Hinter uns liegen vier ereignisreiche Wochen, die wir nun erst mal verdauen müssen. Myanmar hat uns verzaubert, zum Nachdenken gebracht, hat uns in vielem fasziniert, aber auch erschreckt und manchmal sprachlos gemacht. Die enorme Schere zwischen Arm und Reich, der krasse Gegensatz zwischen den goldgeschmückten Pagoden und den sehr einfach lebenden Menschen auf dem Land oder noch extremer unter den Bahnbrücken, wie z. B. in Mandalay.

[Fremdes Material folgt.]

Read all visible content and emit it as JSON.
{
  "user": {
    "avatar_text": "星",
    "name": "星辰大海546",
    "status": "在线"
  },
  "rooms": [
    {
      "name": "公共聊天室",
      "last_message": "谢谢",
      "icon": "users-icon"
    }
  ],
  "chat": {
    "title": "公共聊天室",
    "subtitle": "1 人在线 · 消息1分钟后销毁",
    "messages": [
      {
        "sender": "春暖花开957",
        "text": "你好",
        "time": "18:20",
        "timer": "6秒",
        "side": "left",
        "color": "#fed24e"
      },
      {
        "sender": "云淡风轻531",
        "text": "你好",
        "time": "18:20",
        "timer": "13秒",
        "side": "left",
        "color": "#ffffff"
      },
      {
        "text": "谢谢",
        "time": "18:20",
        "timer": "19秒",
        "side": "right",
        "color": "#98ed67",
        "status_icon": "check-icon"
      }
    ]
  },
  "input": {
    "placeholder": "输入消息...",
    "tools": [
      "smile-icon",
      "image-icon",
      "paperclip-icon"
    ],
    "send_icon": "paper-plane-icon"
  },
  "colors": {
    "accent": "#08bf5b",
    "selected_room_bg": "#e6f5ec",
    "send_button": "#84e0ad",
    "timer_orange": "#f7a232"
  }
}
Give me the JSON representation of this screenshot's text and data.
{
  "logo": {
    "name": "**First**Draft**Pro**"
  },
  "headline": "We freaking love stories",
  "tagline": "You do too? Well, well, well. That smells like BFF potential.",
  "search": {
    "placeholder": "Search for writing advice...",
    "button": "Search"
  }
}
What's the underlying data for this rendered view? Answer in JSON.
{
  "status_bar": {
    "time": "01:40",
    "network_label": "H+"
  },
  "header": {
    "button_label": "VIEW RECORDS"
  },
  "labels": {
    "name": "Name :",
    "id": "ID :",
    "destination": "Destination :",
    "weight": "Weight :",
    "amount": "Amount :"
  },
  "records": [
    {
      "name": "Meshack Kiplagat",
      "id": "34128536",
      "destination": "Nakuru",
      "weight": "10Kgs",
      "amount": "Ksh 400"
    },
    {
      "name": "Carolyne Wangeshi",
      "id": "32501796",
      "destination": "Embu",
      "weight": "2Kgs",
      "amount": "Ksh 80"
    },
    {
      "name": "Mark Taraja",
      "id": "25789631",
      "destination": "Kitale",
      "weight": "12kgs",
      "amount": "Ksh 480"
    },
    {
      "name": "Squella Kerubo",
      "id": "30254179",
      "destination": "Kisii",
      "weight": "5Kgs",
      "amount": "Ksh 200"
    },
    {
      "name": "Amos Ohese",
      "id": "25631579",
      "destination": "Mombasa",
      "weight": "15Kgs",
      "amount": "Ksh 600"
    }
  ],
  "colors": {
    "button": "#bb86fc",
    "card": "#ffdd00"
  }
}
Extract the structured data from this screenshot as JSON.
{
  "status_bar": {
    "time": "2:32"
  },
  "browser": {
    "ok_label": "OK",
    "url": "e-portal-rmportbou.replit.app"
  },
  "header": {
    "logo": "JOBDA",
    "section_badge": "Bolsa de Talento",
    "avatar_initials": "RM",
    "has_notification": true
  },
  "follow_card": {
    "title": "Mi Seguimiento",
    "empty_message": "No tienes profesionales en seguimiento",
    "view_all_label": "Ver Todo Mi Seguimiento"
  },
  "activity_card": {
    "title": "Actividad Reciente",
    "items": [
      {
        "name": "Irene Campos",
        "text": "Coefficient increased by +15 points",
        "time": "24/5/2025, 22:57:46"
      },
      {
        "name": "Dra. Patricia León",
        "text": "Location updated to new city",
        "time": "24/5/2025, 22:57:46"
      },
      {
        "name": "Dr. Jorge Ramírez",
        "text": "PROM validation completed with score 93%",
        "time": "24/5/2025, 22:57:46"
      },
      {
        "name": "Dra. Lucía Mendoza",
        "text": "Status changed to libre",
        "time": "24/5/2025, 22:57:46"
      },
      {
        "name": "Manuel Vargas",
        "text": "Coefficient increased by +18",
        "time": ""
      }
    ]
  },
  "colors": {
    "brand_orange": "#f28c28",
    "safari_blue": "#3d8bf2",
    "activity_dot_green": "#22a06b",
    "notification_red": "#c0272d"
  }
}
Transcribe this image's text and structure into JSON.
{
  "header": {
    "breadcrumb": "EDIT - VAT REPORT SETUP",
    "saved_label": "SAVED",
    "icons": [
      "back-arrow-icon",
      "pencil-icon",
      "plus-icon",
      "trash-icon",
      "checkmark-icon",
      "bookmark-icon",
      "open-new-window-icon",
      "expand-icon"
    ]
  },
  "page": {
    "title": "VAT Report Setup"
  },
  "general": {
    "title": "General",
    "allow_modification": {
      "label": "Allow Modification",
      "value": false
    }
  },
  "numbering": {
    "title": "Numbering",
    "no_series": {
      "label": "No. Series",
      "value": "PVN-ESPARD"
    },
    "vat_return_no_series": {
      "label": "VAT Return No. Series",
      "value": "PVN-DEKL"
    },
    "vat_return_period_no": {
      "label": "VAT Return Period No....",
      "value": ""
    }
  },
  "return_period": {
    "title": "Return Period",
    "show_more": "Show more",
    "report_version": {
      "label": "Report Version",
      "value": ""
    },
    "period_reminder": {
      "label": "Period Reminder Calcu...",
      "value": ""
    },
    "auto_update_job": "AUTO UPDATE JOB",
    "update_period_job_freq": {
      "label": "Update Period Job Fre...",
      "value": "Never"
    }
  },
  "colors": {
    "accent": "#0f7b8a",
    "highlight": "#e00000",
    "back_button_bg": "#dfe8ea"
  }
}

Aber natürlich auch der krasse Unterschied zu uns Touristen, den in manchen Gegenden wie Pilze aus dem Boden sprießenden ATM Maschinen (Geldautomaten) und auf der anderen Seite der einfachen Bevölkerung, die so gar nichts von all dem mitzubekommen scheint (im Positiven wie im Negativen!).
Myanmar war für uns das bisher unbekannteste Land und es hat uns mehr Kraft gekostet als die bisher bereisten Länder. Aber wir wurden reichlich beschenkt mit neuen Eindrücken, warmherzigen Begegnungen und immer wieder, jeden Tag aufs Neue mit einem Lächeln: Mingalaba! Wir sagen kyei zu bae (Danke) Myanmar und auf ein Wiedersehen!